[arin-ppml] Policy Proposal: Annual WHOIS POC Validation
tedm at ipinc.net
Tue Aug 26 13:39:59 EDT 2008
> -----Original Message-----
> From: John Santos [mailto:JOHN at egh.com]
> Sent: Monday, August 25, 2008 5:58 PM
> To: arin-ppml at arin.net
> Cc: Ted Mittelstaedt; 'Keith W. Hare'
> Subject: Re: [arin-ppml] Policy Proposal: Annual WHOIS POC Validation
> On Mon, 25 Aug 2008, Ted Mittelstaedt wrote:
> > > -----Original Message-----
> > > From: arin-ppml-bounces at arin.net
> > > [mailto:arin-ppml-bounces at arin.net] On Behalf Of Keith W. Hare
> > > Sent: Monday, August 25, 2008 7:25 AM
> > > To: arin-ppml at arin.net
> > > Subject: Re: [arin-ppml] Policy Proposal: Annual WHOIS
> POC Validation
> > >
> > >
> > > > If a valid response
> > > >is not received within 14 days, every instance of the
> > > >email address will be replaced with "REFUSED RESPONSE"
> in the whois
> > > >directory.
> > >
> > > Since my background is database design and performance, I
> > > cringe at the idea of overloading the email address field
> > > with what should really be a separate field.
> > >
> > Keith,
> > Adding a field could possibly break web-whois-lookup
> forms that are
> > out there who don't have good parsers.

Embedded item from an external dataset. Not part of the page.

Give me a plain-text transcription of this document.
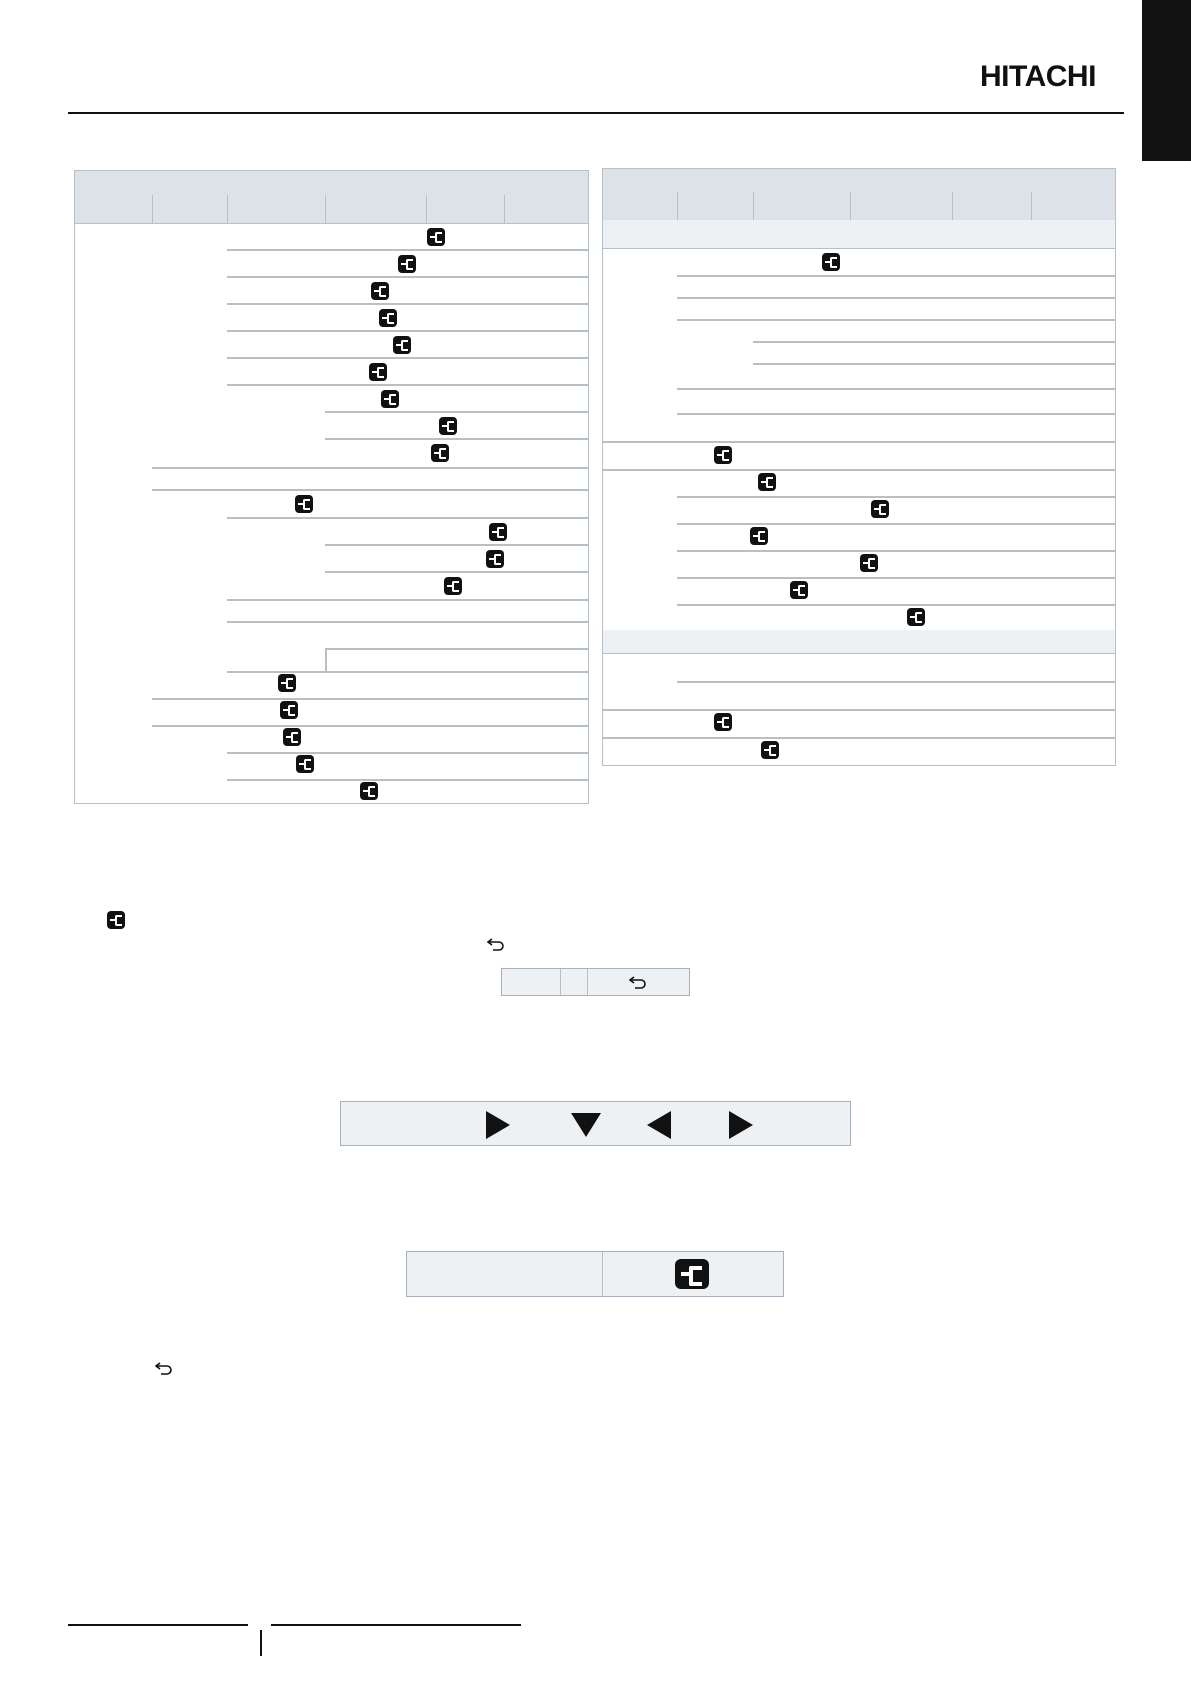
HITACHI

> > Technically, there is no standard for an e-mail address.
> There's a
> > standard for a DOMAIN-style e-mail address, but if your database
> > parser that parses the e-mail address field of ARIN whois
> is dependent
> > on seeing an '@' then you already are doing it wrong.
> > Because the string "REFUSED RESPONSE" doesen't follow the
> > for domain-style addressing, it isn't going to appear in a
> > POC e-mail address. Because there's a space it isn't a legitimate
> > UUCP address or BITNET address either. It is pretty simple for any
> > COMPETENT programmer writing automated query tools to code
> for this.
> > And we want to discourage people from bulk-queries of the whois
> > database anyway - if you don't know how to code for this, we really
> > don't want you harvesting e-mail addresses out of whois since your
> > likely a spammer.
> > If we simply remove the POC e-mail address then people
> don't know if
> > it was removed because it's bogus or because someone made a mistake
> > with a SWIP record.
> > This is why I did not set it to "unavailable at example.com" or some
> > such in my proposal from which this proposal is derived.
> There is no
> > point in overloading someone's mailserver somewhere by some spammer
> > trying to send 20,000 mails to a data item that looks like
> an e-mail
> > address but isn't.
> How about:
> No response (was: <original_e-mail_address>)
I agree, I was thinking of something along the same lines myself.
However I will leave it to Chris Grundemann to decide.
> This way no information is lost and it has a space in it so
> the resulting e-mail address is still invalid, and it makes
> no presumptions about the type of e-mail address was
> originally there. Also, it would be easy to restore the
> address if it turns out that it is valid but the mail was
> getting spam-trapped or the recipient was on vacation or
> otherwise didn't see it promptly.
The "whois POC e-mail cleanup" proposal I submitted does not
have the same problem with people being on vacation - since
it is not customary for people to make all e-mail to themselves
to bounce, when they are on vacation.
> BTW, any kind of automatic second attempt at contacting the
> POC should use significantly different wording in case the
> original had fallen afoul of a Bayesian SPAM filter.
> I think the details should be left to the ARIN staff, though.
> Suggestions about specifics probably shouldn't be in the
> policy itself, but just in the rationale and the discussion.
If you have serious enough concerns about looking for e-mail
responses then I urge you to not support "Annual WHOIS POC Validation"
and support "whois POC e-mail cleanup" instead.
The proposals will be fundamentally identical with the exception
that Chris's proposal requires a response from the POC e-mail
address. My proposal only requires that the POC e-mail address
be accepting mail, not that the POC actually responds.